ユーザーに適したクラウドソリューションを見つける--5つのティップスを紹介

文:Sundar Raghavan (Special to TechRepublic) 翻訳校正:村上雅章・野崎裕子

2010-12-17 08:00

 クラウドコンピューティングの普及が進んでいる。クラウドコンピューティングはスケーラビリティや可用性、オンデマンドアクセス、迅速な配備、低コストといった利点を有しているため、ビジネスを推進する強い原動力になるという評判を早くから獲得している。そして、アプリケーションの開発やテストに従事しているようなITに詳しいユーザーも、アプリケーションライフサイクルを迅速に回していくために、クラウドモデルを採用している。また、セルフサービスによるクラウド構築を可能にするという最近のイノベーションによって、コンサルティングや研修、セールス用のデモンストレーションといった分野のユーザーも、クラウドサービスを直接利用できるようになってきている。
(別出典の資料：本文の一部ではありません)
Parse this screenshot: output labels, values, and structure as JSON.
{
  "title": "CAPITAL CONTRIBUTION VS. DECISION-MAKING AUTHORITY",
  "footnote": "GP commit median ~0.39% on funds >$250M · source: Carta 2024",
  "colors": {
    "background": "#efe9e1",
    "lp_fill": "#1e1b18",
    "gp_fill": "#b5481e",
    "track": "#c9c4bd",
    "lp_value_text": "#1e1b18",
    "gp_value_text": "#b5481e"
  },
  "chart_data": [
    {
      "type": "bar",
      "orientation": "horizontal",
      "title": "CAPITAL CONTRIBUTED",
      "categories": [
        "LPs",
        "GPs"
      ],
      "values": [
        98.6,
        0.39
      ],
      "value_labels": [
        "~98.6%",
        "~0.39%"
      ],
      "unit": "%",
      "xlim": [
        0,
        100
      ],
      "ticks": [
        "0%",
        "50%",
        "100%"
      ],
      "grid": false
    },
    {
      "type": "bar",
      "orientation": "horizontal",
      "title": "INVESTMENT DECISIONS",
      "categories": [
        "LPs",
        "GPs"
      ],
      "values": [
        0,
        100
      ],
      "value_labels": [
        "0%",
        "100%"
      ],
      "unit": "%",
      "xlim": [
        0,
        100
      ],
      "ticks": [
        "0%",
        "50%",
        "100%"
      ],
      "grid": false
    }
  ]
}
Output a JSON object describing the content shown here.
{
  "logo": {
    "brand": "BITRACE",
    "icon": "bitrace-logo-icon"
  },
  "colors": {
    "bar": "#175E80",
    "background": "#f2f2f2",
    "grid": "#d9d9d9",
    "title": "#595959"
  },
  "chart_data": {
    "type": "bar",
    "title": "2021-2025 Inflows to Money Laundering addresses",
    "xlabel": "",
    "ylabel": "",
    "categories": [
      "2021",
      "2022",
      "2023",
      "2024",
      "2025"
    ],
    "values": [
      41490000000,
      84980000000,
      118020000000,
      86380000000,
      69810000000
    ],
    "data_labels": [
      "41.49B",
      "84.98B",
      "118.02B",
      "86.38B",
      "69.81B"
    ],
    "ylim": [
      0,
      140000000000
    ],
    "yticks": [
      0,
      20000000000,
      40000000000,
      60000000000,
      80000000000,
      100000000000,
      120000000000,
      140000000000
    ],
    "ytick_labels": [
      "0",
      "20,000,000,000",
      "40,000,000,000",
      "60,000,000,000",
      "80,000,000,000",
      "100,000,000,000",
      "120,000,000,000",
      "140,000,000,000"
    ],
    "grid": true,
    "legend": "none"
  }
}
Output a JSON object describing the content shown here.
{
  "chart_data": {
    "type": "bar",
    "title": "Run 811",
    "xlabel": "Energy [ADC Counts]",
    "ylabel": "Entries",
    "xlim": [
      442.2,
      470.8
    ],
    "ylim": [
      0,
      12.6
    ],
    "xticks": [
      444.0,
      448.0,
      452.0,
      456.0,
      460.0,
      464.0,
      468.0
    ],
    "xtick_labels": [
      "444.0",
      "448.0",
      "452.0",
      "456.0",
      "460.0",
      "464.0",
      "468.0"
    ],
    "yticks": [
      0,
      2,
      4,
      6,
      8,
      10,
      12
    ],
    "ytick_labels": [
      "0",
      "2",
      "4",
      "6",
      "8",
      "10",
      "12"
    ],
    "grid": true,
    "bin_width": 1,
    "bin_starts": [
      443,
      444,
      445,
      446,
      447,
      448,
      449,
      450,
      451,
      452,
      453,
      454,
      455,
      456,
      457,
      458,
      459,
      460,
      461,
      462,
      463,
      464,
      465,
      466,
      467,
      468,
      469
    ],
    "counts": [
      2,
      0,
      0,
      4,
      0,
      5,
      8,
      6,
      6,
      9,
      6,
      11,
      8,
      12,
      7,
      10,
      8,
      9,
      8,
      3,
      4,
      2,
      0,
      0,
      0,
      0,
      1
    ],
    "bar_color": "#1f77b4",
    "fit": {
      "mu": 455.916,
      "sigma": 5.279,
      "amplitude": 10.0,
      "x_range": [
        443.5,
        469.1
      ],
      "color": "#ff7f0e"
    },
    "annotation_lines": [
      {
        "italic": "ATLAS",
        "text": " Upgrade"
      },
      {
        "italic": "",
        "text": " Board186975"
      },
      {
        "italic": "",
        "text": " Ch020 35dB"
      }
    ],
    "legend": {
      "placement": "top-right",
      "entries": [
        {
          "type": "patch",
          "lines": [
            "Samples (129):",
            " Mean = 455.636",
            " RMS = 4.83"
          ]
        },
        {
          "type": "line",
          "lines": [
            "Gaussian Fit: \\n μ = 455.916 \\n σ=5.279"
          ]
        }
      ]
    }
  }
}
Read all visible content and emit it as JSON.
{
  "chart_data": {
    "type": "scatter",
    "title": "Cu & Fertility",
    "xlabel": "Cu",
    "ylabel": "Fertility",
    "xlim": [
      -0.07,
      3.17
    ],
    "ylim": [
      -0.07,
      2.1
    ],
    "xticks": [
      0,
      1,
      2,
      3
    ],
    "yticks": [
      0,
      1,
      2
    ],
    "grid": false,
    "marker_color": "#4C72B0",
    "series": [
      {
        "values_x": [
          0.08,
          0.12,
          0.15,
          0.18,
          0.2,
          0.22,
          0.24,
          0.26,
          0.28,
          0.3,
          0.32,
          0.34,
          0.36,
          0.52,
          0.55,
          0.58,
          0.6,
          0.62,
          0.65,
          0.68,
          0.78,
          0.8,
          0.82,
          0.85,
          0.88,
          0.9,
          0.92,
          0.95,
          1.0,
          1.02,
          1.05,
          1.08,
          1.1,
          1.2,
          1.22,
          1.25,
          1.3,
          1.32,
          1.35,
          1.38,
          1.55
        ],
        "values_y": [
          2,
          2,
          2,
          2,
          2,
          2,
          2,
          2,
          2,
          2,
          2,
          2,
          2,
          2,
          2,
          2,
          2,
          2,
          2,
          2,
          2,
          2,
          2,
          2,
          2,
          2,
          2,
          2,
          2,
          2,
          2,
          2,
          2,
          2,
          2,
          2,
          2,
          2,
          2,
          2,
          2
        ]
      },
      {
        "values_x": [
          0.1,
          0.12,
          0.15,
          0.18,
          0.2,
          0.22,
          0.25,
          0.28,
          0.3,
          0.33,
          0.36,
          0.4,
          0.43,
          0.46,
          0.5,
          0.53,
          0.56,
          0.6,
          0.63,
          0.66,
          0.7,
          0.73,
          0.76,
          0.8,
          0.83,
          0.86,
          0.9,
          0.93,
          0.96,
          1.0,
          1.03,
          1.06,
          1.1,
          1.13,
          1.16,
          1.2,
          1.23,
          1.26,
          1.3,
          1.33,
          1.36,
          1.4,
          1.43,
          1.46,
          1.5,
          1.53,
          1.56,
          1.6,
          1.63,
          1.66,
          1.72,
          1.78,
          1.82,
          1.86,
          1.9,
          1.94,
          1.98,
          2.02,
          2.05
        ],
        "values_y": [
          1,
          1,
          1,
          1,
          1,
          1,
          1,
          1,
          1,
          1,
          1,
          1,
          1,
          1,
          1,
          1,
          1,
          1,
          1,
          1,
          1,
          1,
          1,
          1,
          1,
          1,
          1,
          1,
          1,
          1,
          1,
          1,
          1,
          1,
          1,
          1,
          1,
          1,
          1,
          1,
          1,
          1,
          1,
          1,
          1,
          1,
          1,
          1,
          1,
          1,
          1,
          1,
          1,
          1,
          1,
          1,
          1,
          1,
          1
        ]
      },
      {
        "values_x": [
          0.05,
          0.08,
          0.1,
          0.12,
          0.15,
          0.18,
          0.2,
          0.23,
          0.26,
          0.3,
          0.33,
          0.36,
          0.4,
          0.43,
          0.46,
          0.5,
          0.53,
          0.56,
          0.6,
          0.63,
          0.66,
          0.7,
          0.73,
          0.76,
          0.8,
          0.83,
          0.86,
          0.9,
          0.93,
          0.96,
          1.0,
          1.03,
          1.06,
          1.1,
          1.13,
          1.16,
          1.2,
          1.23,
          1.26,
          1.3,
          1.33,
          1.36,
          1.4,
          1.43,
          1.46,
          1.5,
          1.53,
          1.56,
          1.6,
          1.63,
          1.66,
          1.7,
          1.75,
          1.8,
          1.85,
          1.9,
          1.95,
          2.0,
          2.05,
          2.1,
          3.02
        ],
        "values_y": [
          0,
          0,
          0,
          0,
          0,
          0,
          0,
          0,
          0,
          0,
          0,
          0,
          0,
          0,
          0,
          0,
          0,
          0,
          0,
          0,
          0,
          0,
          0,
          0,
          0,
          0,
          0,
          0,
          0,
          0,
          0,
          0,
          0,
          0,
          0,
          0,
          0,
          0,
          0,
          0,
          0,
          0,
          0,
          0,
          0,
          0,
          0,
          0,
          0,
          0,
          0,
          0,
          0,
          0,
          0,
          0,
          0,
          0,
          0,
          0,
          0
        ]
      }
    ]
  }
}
 こういったメインストリームのユーザーによって、クラウドサービスの採用が進んでいる一方で、多くの企業はITのプロフェッショナル向けに設計された「インフラ指向」のクラウドサービスが、近寄り難く、使いづらいものになっていると捉えている。ビジネスクラウドが、実際の業務ユーザーにとっての価値あるソリューションになるには、iTunesのようにシンプルかつセルフサービス指向のものとなっていなければならない。多くの企業は、クラウドサービスをセットアップしたり、必要なコーディングあるいはカスタマイズを行うだけの十分なITリソースを有していないため、こういったことは特に重要となってくる。

 ビジネスクラウドというソリューションは、使い始めた初日から、コーディングを開始できるだけでなく、有用なものにもなっていなければならない。以下に、あるクラウドソリューションがあなたのビジネスにとって使えるものになっているかどうかを判定するための手順を紹介する。

#1:そのクラウドによって、あなたのビジネスが抱えている問題に直接取り組めるかどうかを検証する

 あなたはそのクラウドによってビジネス上のどういった問題を解決しようとしているのだろうか?こういった点に光を当てることで、技術的な落とし穴を回避しやすくなるはずだ。サポート担当者や教育担当者、業務アナリストといった複数の実務ユーザーが使用するクラウドソリューションを評価しているのであれば、そのソリューションによって彼らの持つニーズを満足させられるかどうか確認してほしい。クラウドのインフラのみを提供するようなソリューションの場合、実務ユーザーはワークフローを導出するためのUIフレームワークなしに業務を遂行することなど困難となるはずだ。また、チーム内でのコラボレーションを充実させるためにクラウドを導入するという場合、役割に応じてユーザーに権限を割り当てることのできる、より粒度の細かいアクセスモデルがクラウドサービスプロバイダーから提供されているかどうかを確認しておくべきである。

#2:ユーザビリティに焦点を当てる

 今日のエンタープライズにおける業務ユーザーは、新たなアイデアの実現や、顧客とのコラボレーションを可能にするシンプルなセルフサービスクラウドを必要としている。そしてユーザビリティには、設定可能性やセルフサービスアクセス、コラボレーション、可視性、統制といった観点からの要件が含まれる。このため、クラウドサービスを検討する際には、以下のような要件をチェックしてほしい。

  • そのクラウドは、さまざまなユースケースに合わせた設定を簡単に行えるようになっているか?
  • そのクラウドには、ポリシーや、役割に基づいたアクセスを強制するためのチーム管理機能が提供されているか?
  • そのクラウドによって、既存顧客や潜在顧客、パートナーとのコラボレーションが阻害されたり、複数のシナリオの実行に制約が課されたりするようなことはないか?
  • クラウドサービスプロバイダーは、詳細な使用レポートや、統制メカニズムを提供しているか?

 これらは、あなたの会社の規模や、あなたのチームの技術レベルにかかわらず、ビジネスにおけるアジリティ(俊敏性)を実現するうえでの重要な要件である。こういった機能は、新たなITスキルを習得したり、何時間にも及ぶクラウド研修を受けたりする時間のない業務ユーザーに歓迎されるはずだ。